4. Create a System Update configuration to automatically update to the latest available Android OS version for the device. Ivanti Mobile Threat Defense (MTD) can also enforce that the latest OS version is running on the Android device and if not, alert the user and UEM administrator that the device is running a vulnerable OS version and apply compliance actions like block or quarantine until the device is updated.

5. Enable Ivanti MTD on-device (using MTD Local Actions) and cloud-based to provide multiple layers of protection for phishing (Anti-phishing Protection) and device, network and app level threats (using the Threat Response Matrix within the MTD management console).

6. Create a SafetyNet Attestation configuration that checks for device integrity and health every 24 hours via Google APIs.

7. Create an Advanced Android Passcode and Lock Screen configuration to turn on multi-factor authentication (MFA) for the lock screen and work profile challenge using a biometric fingerprint, face unlock, or iris (eye) scan instead of a passcode or PIN.

8. Enable Device Encryption. This may sound counter-intuitive but encrypting your personal and work data on the device can prevent the cybercriminals from threatening to publish your work or company information online.

9. Backup data automatically onto a cloud storage provider like Google Drive, OneDrive, Box or Dropbox. Make secondary and tertiary copies of backups using two or more of these personal storage providers since some offer free storage. Also, backup personal data onto a local hard drive that is encrypted, password-protected and disconnected from the device and network.

10. Enable Android Enterprise or Samsung KNOX on the device to containerize, encrypt, and isolate the work profile data from your personal data in BYOD or COPE deployments. Android Enterprise in the various deployment modes and Samsung KNOX can be provisioned by Ivanti UEM for Mobile or MobileIron Core.
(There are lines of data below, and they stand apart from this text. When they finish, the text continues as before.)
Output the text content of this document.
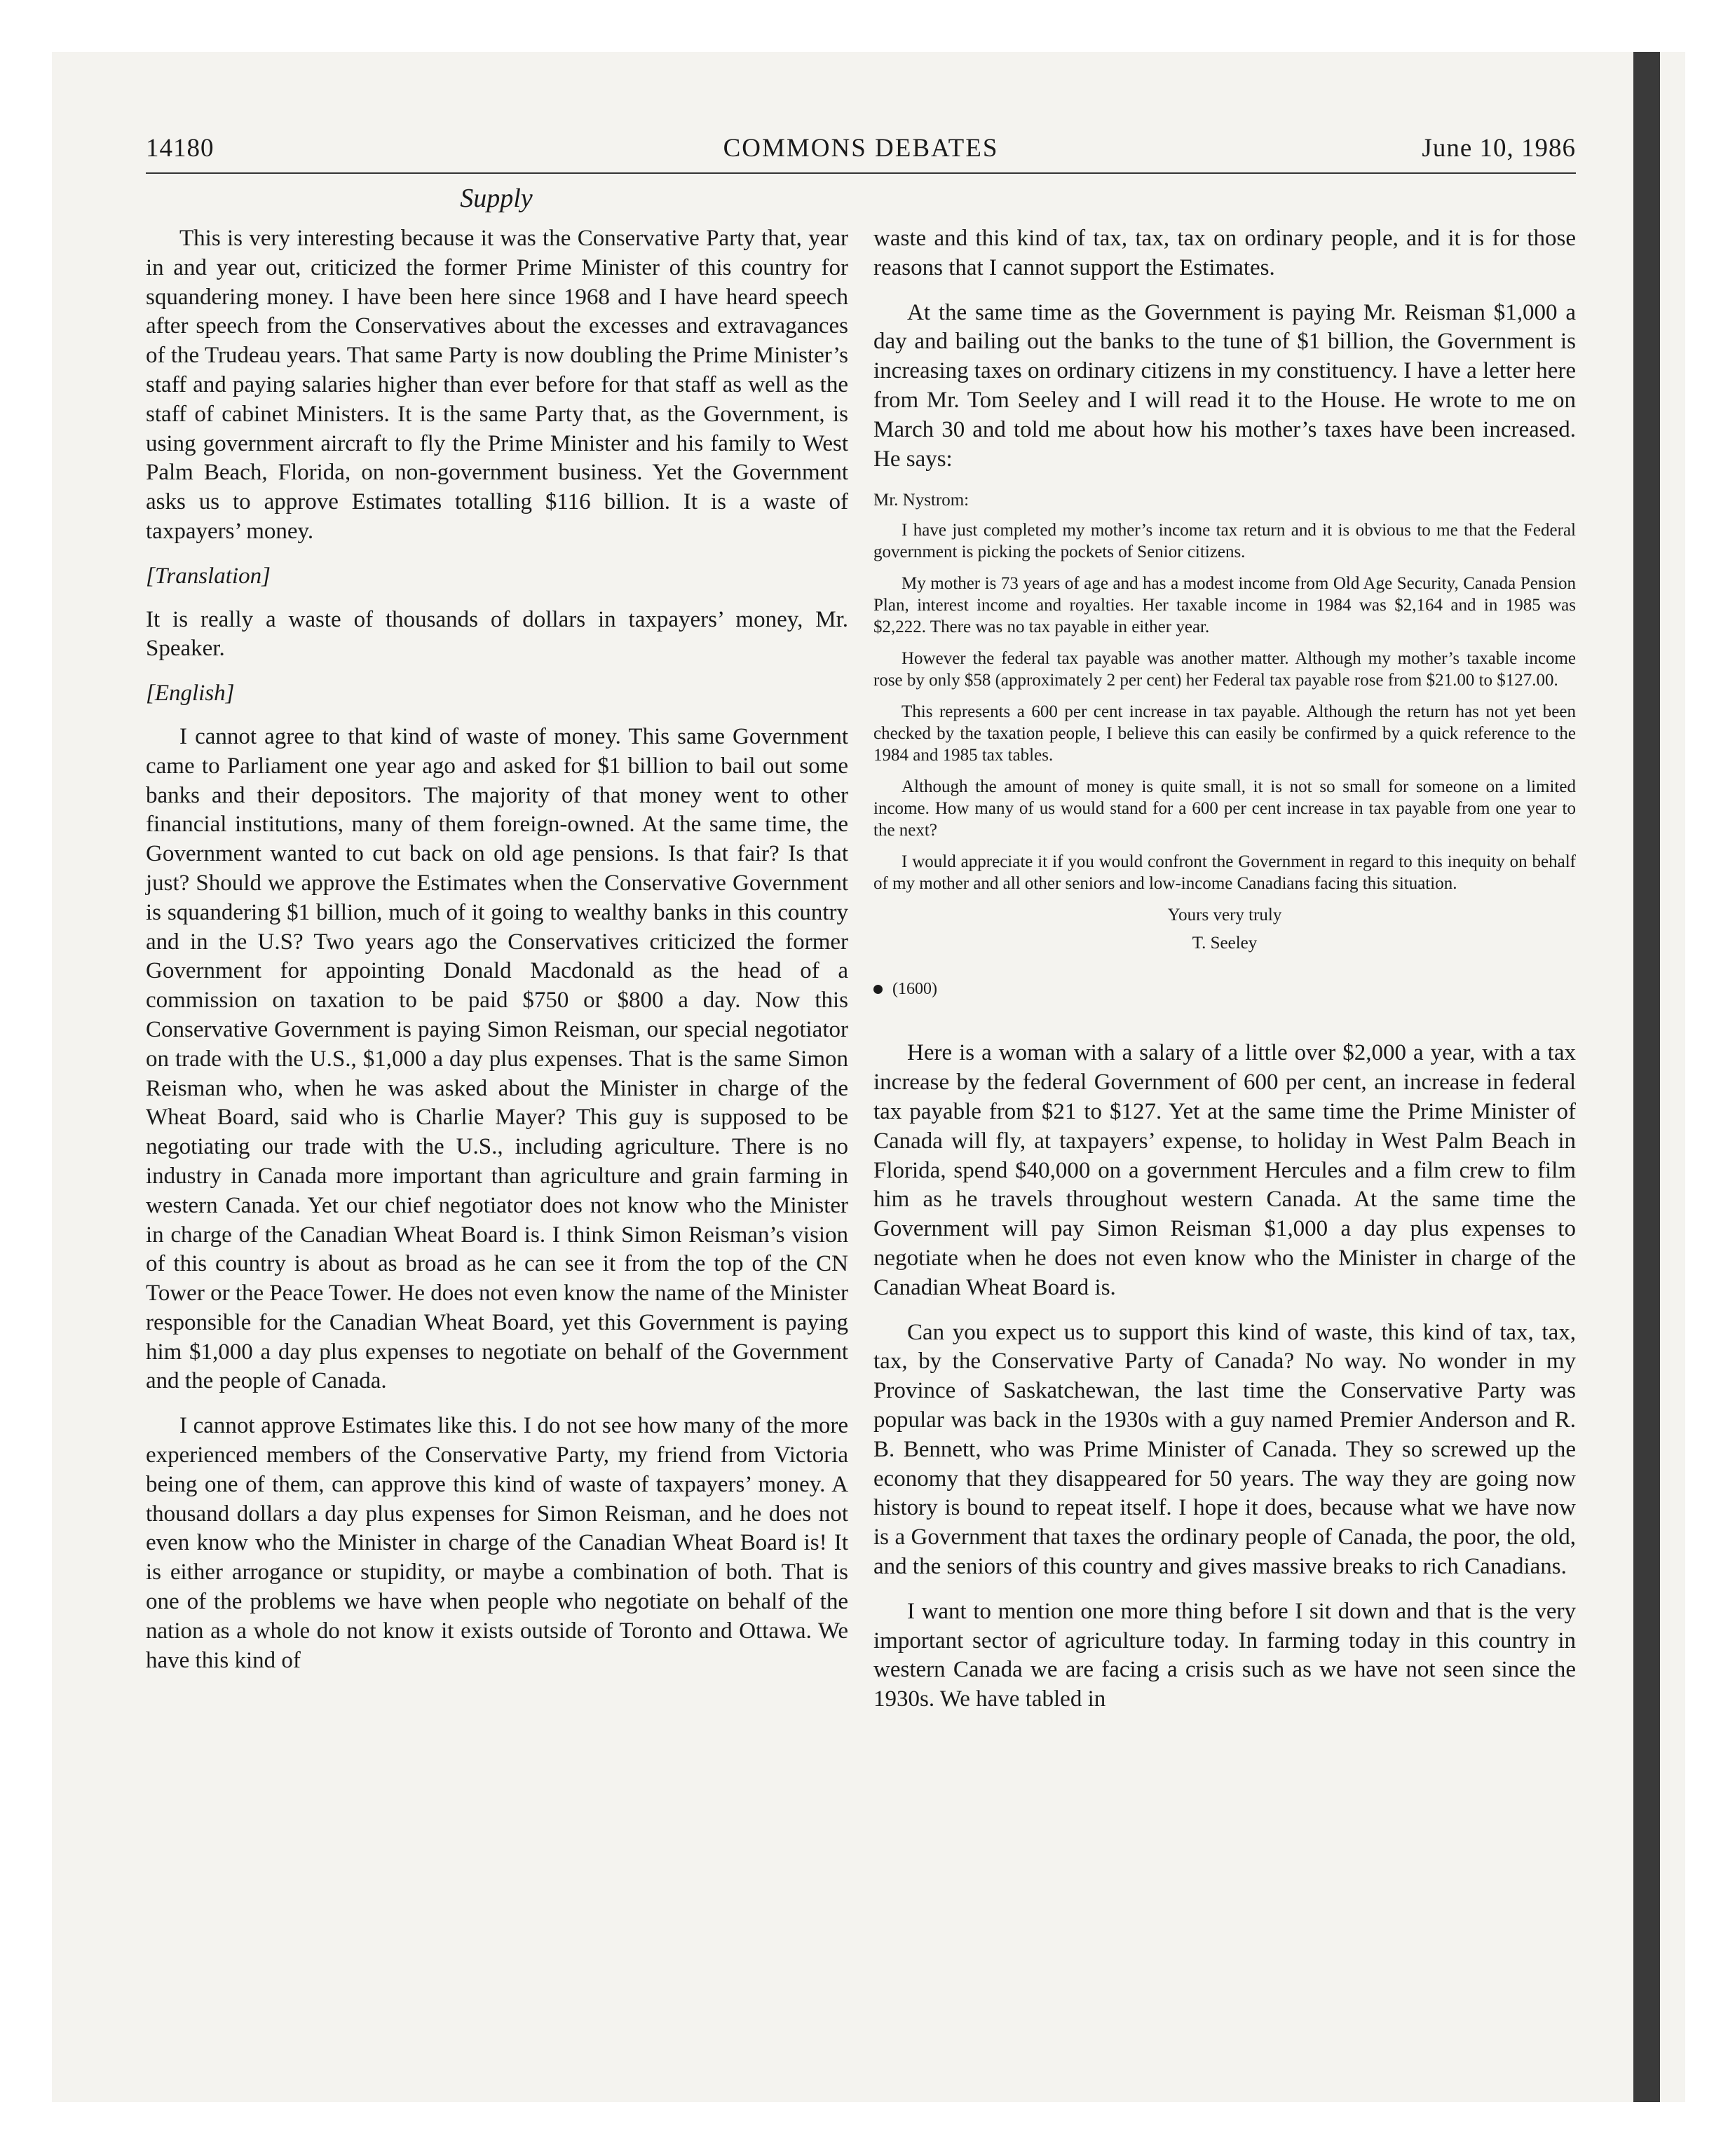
14180	COMMONS DEBATES	June 10, 1986
Supply

This is very interesting because it was the Conservative Party that, year in and year out, criticized the former Prime Minister of this country for squandering money. I have been here since 1968 and I have heard speech after speech from the Conservatives about the excesses and extravagances of the Trudeau years. That same Party is now doubling the Prime Minister’s staff and paying salaries higher than ever before for that staff as well as the staff of cabinet Ministers. It is the same Party that, as the Government, is using government aircraft to fly the Prime Minister and his family to West Palm Beach, Florida, on non-government business. Yet the Government asks us to approve Estimates totalling $116 billion. It is a waste of taxpayers’ money.

[Translation]

It is really a waste of thousands of dollars in taxpayers’ money, Mr. Speaker.

[English]

I cannot agree to that kind of waste of money. This same Government came to Parliament one year ago and asked for $1 billion to bail out some banks and their depositors. The majority of that money went to other financial institutions, many of them foreign-owned. At the same time, the Government wanted to cut back on old age pensions. Is that fair? Is that just? Should we approve the Estimates when the Conservative Government is squandering $1 billion, much of it going to wealthy banks in this country and in the U.S? Two years ago the Conservatives criticized the former Government for appointing Donald Macdonald as the head of a commission on taxation to be paid $750 or $800 a day. Now this Conservative Government is paying Simon Reisman, our special negotiator on trade with the U.S., $1,000 a day plus expenses. That is the same Simon Reisman who, when he was asked about the Minister in charge of the Wheat Board, said who is Charlie Mayer? This guy is supposed to be negotiating our trade with the U.S., including agriculture. There is no industry in Canada more important than agriculture and grain farming in western Canada. Yet our chief negotiator does not know who the Minister in charge of the Canadian Wheat Board is. I think Simon Reisman’s vision of this country is about as broad as he can see it from the top of the CN Tower or the Peace Tower. He does not even know the name of the Minister responsible for the Canadian Wheat Board, yet this Government is paying him $1,000 a day plus expenses to negotiate on behalf of the Government and the people of Canada.

I cannot approve Estimates like this. I do not see how many of the more experienced members of the Conservative Party, my friend from Victoria being one of them, can approve this kind of waste of taxpayers’ money. A thousand dollars a day plus expenses for Simon Reisman, and he does not even know who the Minister in charge of the Canadian Wheat Board is! It is either arrogance or stupidity, or maybe a combination of both. That is one of the problems we have when people who negotiate on behalf of the nation as a whole do not know it exists outside of Toronto and Ottawa. We have this kind of

waste and this kind of tax, tax, tax on ordinary people, and it is for those reasons that I cannot support the Estimates.

At the same time as the Government is paying Mr. Reisman $1,000 a day and bailing out the banks to the tune of $1 billion, the Government is increasing taxes on ordinary citizens in my constituency. I have a letter here from Mr. Tom Seeley and I will read it to the House. He wrote to me on March 30 and told me about how his mother’s taxes have been increased. He says:

Mr. Nystrom:

I have just completed my mother’s income tax return and it is obvious to me that the Federal government is picking the pockets of Senior citizens.

My mother is 73 years of age and has a modest income from Old Age Security, Canada Pension Plan, interest income and royalties. Her taxable income in 1984 was $2,164 and in 1985 was $2,222. There was no tax payable in either year.

However the federal tax payable was another matter. Although my mother’s taxable income rose by only $58 (approximately 2 per cent) her Federal tax payable rose from $21.00 to $127.00.

This represents a 600 per cent increase in tax payable. Although the return has not yet been checked by the taxation people, I believe this can easily be confirmed by a quick reference to the 1984 and 1985 tax tables.

Although the amount of money is quite small, it is not so small for someone on a limited income. How many of us would stand for a 600 per cent increase in tax payable from one year to the next?

I would appreciate it if you would confront the Government in regard to this inequity on behalf of my mother and all other seniors and low-income Canadians facing this situation.

Yours very truly
T. Seeley
(1600)

Here is a woman with a salary of a little over $2,000 a year, with a tax increase by the federal Government of 600 per cent, an increase in federal tax payable from $21 to $127. Yet at the same time the Prime Minister of Canada will fly, at taxpayers’ expense, to holiday in West Palm Beach in Florida, spend $40,000 on a government Hercules and a film crew to film him as he travels throughout western Canada. At the same time the Government will pay Simon Reisman $1,000 a day plus expenses to negotiate when he does not even know who the Minister in charge of the Canadian Wheat Board is.

Can you expect us to support this kind of waste, this kind of tax, tax, tax, by the Conservative Party of Canada? No way. No wonder in my Province of Saskatchewan, the last time the Conservative Party was popular was back in the 1930s with a guy named Premier Anderson and R. B. Bennett, who was Prime Minister of Canada. They so screwed up the economy that they disappeared for 50 years. The way they are going now history is bound to repeat itself. I hope it does, because what we have now is a Government that taxes the ordinary people of Canada, the poor, the old, and the seniors of this country and gives massive breaks to rich Canadians.

I want to mention one more thing before I sit down and that is the very important sector of agriculture today. In farming today in this country in western Canada we are facing a crisis such as we have not seen since the 1930s. We have tabled in
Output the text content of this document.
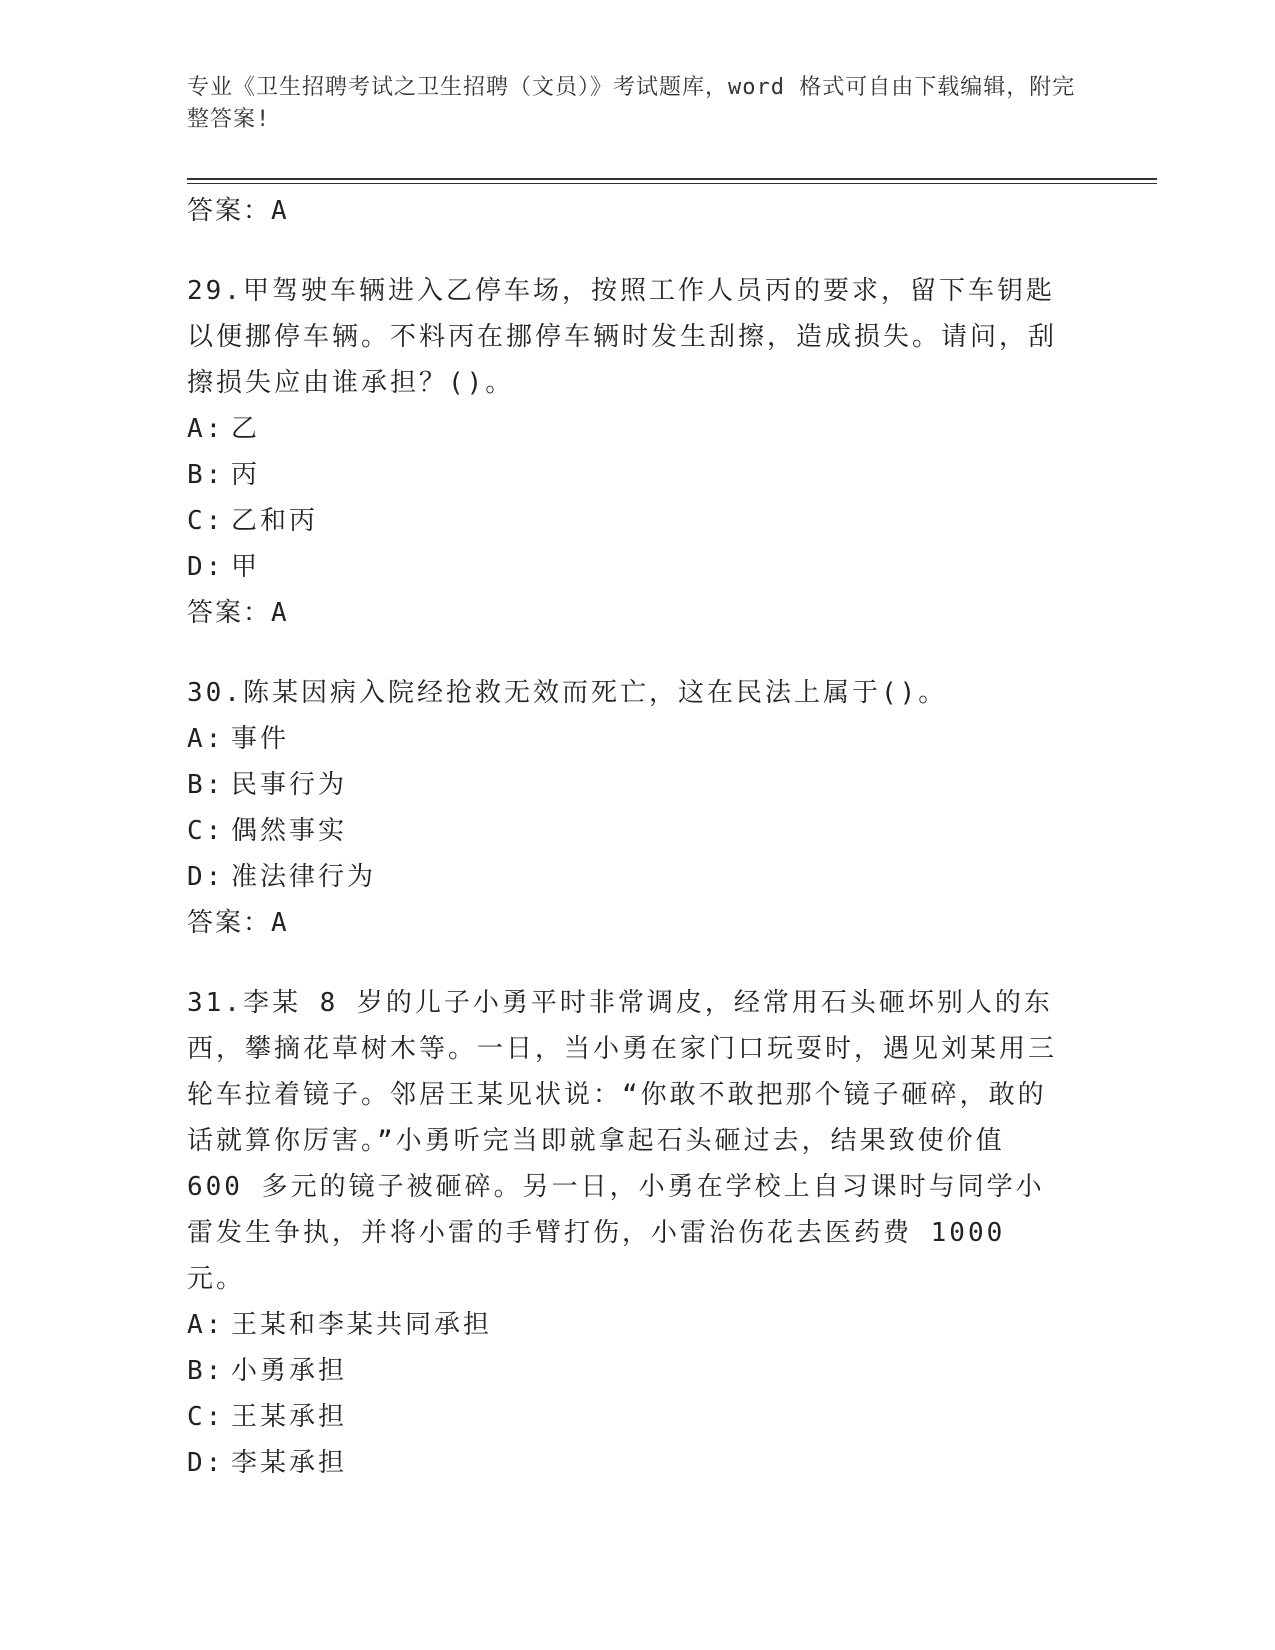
专业《卫生招聘考试之卫生招聘（文员）》考试题库，word 格式可自由下载编辑，附完整答案!

答案：A

29.甲驾驶车辆进入乙停车场，按照工作人员丙的要求，留下车钥匙以便挪停车辆。不料丙在挪停车辆时发生刮擦，造成损失。请问，刮擦损失应由谁承担？()。

A: 乙

B: 丙

C: 乙和丙

D: 甲

答案：A

30.陈某因病入院经抢救无效而死亡，这在民法上属于()。

A: 事件

B: 民事行为

C: 偶然事实

D: 准法律行为

答案：A

31.李某 8 岁的儿子小勇平时非常调皮，经常用石头砸坏别人的东西，攀摘花草树木等。一日，当小勇在家门口玩耍时，遇见刘某用三轮车拉着镜子。邻居王某见状说：“你敢不敢把那个镜子砸碎，敢的话就算你厉害。”小勇听完当即就拿起石头砸过去，结果致使价值 600 多元的镜子被砸碎。另一日，小勇在学校上自习课时与同学小雷发生争执，并将小雷的手臂打伤，小雷治伤花去医药费 1000 元。

A: 王某和李某共同承担

B: 小勇承担

C: 王某承担

D: 李某承担
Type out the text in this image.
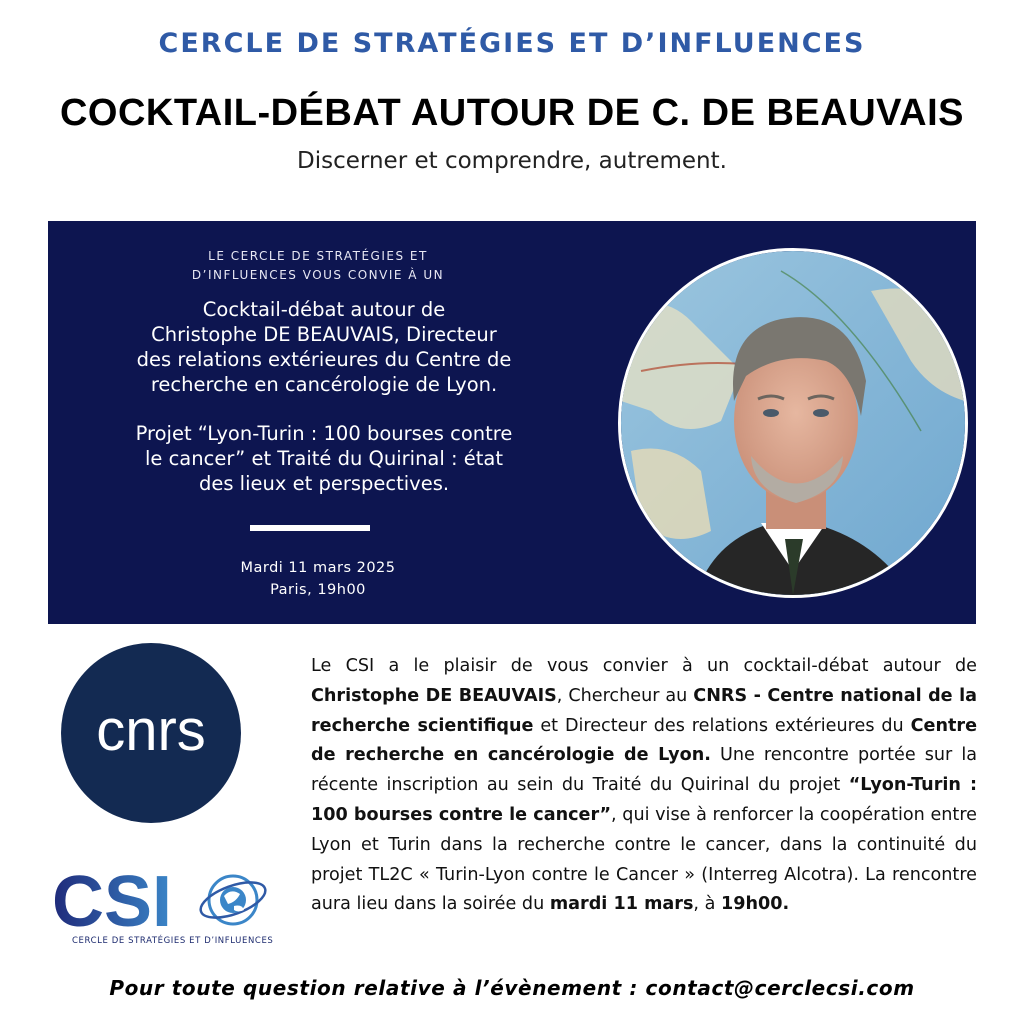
CERCLE DE STRATÉGIES ET D’INFLUENCES
COCKTAIL-DÉBAT AUTOUR DE C. DE BEAUVAIS
Discerner et comprendre, autrement.
LE CERCLE DE STRATÉGIES ET
D’INFLUENCES VOUS CONVIE À UN
Cocktail-débat autour de
Christophe DE BEAUVAIS, Directeur
des relations extérieures du Centre de
recherche en cancérologie de Lyon.
Projet “Lyon-Turin : 100 bourses contre
le cancer” et Traité du Quirinal : état
des lieux et perspectives.
Mardi 11 mars 2025
Paris, 19h00
cnrs
CSI
CERCLE DE STRATÉGIES ET D’INFLUENCES
Le CSI a le plaisir de vous convier à un cocktail-débat autour de Christophe DE BEAUVAIS, Chercheur au CNRS - Centre national de la recherche scientifique et Directeur des relations extérieures du Centre de recherche en cancérologie de Lyon. Une rencontre portée sur la récente inscription au sein du Traité du Quirinal du projet “Lyon-Turin : 100 bourses contre le cancer”, qui vise à renforcer la coopération entre Lyon et Turin dans la recherche contre le cancer, dans la continuité du projet TL2C « Turin-Lyon contre le Cancer » (Interreg Alcotra). La rencontre aura lieu dans la soirée du mardi 11 mars, à 19h00.
Pour toute question relative à l’évènement : contact@cerclecsi.com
11. For BYOD deployments, create a blacklist of disallowed apps on the device. For company-owned devices, create a whitelist of allowed apps that can be installed on the device. Both settings can be configured within MobileIron Core’s App Control feature and applied to the security policy. For Android Enterprise devices, Restricted Apps and Allowed Apps can be applied to the Lockdown & Kiosk configuration or Create an App Control configuration to whitelist or blacklist apps within the personal profile side of the device. This can also be configured within Ivanti UEM for Mobile’s Allowed App settings and Policies & Compliance.

12. Configure a VPN client on the device like MobileIron Tunnel, Ivanti Secure Connect or Zero Trust Access to protect sensitive data-in-motion between the mobile device and MobileIron Sentry or Connect Secure or ZTA gateways.

13. Enable Ivanti Zero Sign-On (ZSO) for conditional access rules like trusted user, trusted device, and trusted app authentication to critical work resources on-premises, at the data center, or up in the cloud. Also, enable MFA using the stronger inherence (biometrics) and possession (device-as-identity or security key) authentication factors. Passwords and PINs can be phished, guessed or brute forced.

14. As a last resort, there are anti-malware vendors that provide software to detect and remove ransomware from an infected device. The user can also boot the device into Safe Mode, deactivate the Device Administrator for the malware, and then uninstall it.

In the next blog in this series, we will discuss ransomware attacks and remediation on iOS and iPadOS mobile devices, and macOS laptops and desktops.